A public memorial Mass celebrating the life of Father Arcangelo Manzi, O.de M. will be scheduled at a later date at Our Lady of Mount Carmel West Parish in Cleveland, where Father Manzi ministered for the past eight years.
Father Manzi, 81, died April 21 at Marymount Hospital in Garfield Heights. He was the first priest in Cleveland to die from COVID-19, the illness caused by the novel coronavirus. Because of the ongoing health crisis, the Mercedarian friars and community had a private funeral for him.
Father Manzi was born Sept. 19, 1938 in Carife, Italy, to Giovanni and Maria Carmela Gallo Manzi. He joined the Mercedarian religious order in 1954 and entered the novitiate in Nemi, Italy in 1955. After completing his novitiate, he professed his first vows as a Mercedarian friar on Sept. 24, 1956, then completed his studies in philosophy and theology in Rome as he prepared for priestly ordination. He made his solemn final profession of vows on Sept. 25, 1962, and was ordained a priest on June 28, 1964, at Our Lady of Mercy Parish in Rome.
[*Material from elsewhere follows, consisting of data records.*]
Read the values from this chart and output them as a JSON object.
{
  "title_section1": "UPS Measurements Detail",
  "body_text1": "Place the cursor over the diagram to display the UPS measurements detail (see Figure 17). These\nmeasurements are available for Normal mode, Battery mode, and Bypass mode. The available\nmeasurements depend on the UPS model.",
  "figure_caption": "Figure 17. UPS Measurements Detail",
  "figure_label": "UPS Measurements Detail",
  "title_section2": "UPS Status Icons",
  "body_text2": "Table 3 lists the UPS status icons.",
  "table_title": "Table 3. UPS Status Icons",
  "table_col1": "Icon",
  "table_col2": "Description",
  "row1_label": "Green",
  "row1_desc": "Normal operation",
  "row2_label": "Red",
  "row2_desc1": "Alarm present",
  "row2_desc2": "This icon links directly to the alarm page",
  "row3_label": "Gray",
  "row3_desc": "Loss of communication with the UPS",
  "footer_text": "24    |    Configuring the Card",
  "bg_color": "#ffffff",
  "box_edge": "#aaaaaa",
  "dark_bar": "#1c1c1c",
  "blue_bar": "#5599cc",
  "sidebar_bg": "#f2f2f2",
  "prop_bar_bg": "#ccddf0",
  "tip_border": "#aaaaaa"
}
For the next 19 years, Father Manzi served in various Mercedarian communities and parishes throughout Italy. He became ill in 1983 while ministering at the Shrine of Our Lady of Bonaria on the island of Sardinia. He was diagnosed with cancer and at the urging of his family, most of whom had immigrated to the United States, he received permission from his religious superiors to travel to New York City for treatment. He stayed with family members in New Jersey during his treatment.
After recovering, Father Manzi asked permission to continue serving the community in the U.S. Vicariate. In early 1985, he moved to the Monastery of Our Lady of Mercy in Philadelphia, Pennsylvania, where he lived with the Mercedarian community and studied the English language.
From 1986 to 2003, he served in various positions in religious communities that minister in the Archdiocese of Philadelphia and the dioceses of Cleveland, Buffalo, New York and St. Petersburg, Florida. Father Manzi was a parochial vicar at St. Rocco Parish in Cleveland 1986-1988 and at Our Lady of Mount Carmel West 1988-1991. He returned to Italy 2003-2012, serving as a prison chaplain and pastor of a Mercedarian parish there.
In 2012, Father Manzi came back to the U.S. and was assigned once again to serve at Our Lady of Mount Carmel West Parish and as a chaplain at Lutheran Hospital in Cleveland.
Father Michael Rock, O. de M., vicar provincial for the Mercedarian friars, said Father Manzi loved to cook and sing and added that he will be remembered for his deep faith and many years of service to the Mercedarian order and the Church.
In addition to his religious community, Father Manzi was close to his siblings, the late Gerardo and his wife, Maria, of Messina, Italy, and his sisters, Felicina DiGirolamo and her late husband, Joseph, of North Carolina, and Antoinietta and her husband, Lorenzo Cifelli, of New Jersey. In addition, he is survived by several nieces, nephews, great-nieces and great-nephews.